03:22 Once the loop terminates, we should have all the items from the left and the right added one by one into the final array which represents a sorted, merged version of left and right.
03:35 To understand the algorithm, let's run through a simple example. We will call Merge Sort with the array 4, 3, 2, 1. We expect the output to be 1, 2, 3, 4. We will logout the output of the merged routine's input left and right, along with the merge result array. We will also logout the input array whenever Merge Sort is called. This will help us see the recursion on bigger problems going down to smaller subsets.
04:09 Now, let's run this example and get the output. You can see that we split 4, 3, 2, 1 into two smaller problems.

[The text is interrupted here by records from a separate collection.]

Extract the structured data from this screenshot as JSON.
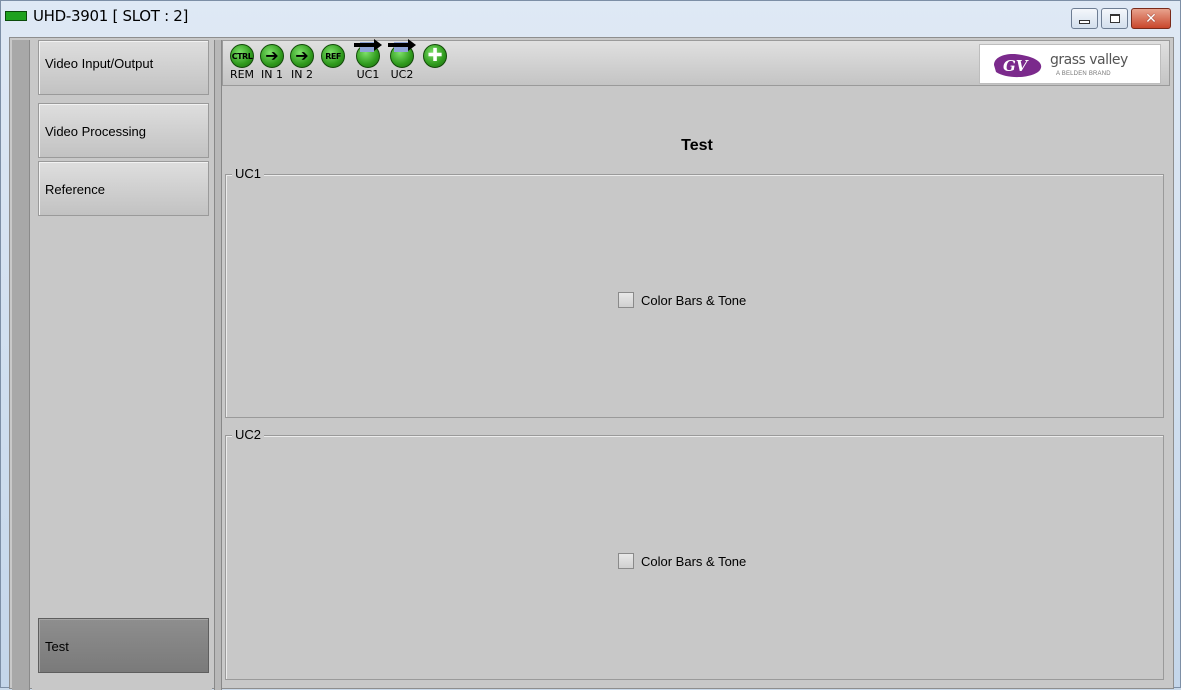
{
  "window": {
    "title": "UHD-3901 [ SLOT : 2]",
    "controls": [
      "minimize",
      "maximize",
      "close"
    ]
  },
  "sidebar": {
    "items": [
      {
        "label": "Video Input/Output",
        "active": false
      },
      {
        "label": "Video Processing",
        "active": false
      },
      {
        "label": "Reference",
        "active": false
      },
      {
        "label": "Test",
        "active": true
      }
    ]
  },
  "toolbar": {
    "status_icons": [
      {
        "icon": "ctrl-rem-icon",
        "circle_text": "CTRL",
        "label": "REM"
      },
      {
        "icon": "in1-arrow-icon",
        "circle_text": "",
        "label": "IN 1"
      },
      {
        "icon": "in2-arrow-icon",
        "circle_text": "",
        "label": "IN 2"
      },
      {
        "icon": "ref-icon",
        "circle_text": "REF",
        "label": ""
      },
      {
        "icon": "uc1-icon",
        "circle_text": "",
        "label": "UC1"
      },
      {
        "icon": "uc2-icon",
        "circle_text": "",
        "label": "UC2"
      },
      {
        "icon": "plus-icon",
        "circle_text": "",
        "label": ""
      }
    ],
    "logo": {
      "name": "grass valley",
      "sub": "A BELDEN BRAND",
      "brand_color": "#7b2a8c"
    }
  },
  "panel": {
    "title": "Test",
    "groups": [
      {
        "legend": "UC1",
        "checkbox_label": "Color Bars & Tone",
        "checked": false
      },
      {
        "legend": "UC2",
        "checkbox_label": "Color Bars & Tone",
        "checked": false
      }
    ]
  },
  "colors": {
    "status_green": "#2f9a1d",
    "active_tab": "#858585",
    "panel_bg": "#c8c8c8"
  }
}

The first one is 4, 3 which we further split into 4 and 3. We merge these single item sorted arrays to get the largest sorted array 3, 4. We then do the same for 2, 1 splitting it into 2 and 1, and merging it as the sorted 1, 2. Finally, we merge these 3, 4, 1, 2 into the sorted 1, 2, 3, 4. This is a final merged output.
04:49 The time cost for the recursive work in Merge Sort can be shown as an equation. We have two recursive calls to Merge Sort itself, each half the size of the original problem. We then do a linear amount of work in the merge function, simply looking over the items in the left and the right segments once. Therefore, t(n)=2t(n/2) along with the linear amount of work within the merge function.
05:27 If you solve this recursion by induction, you get an approximate upper bound run time o(nlog n).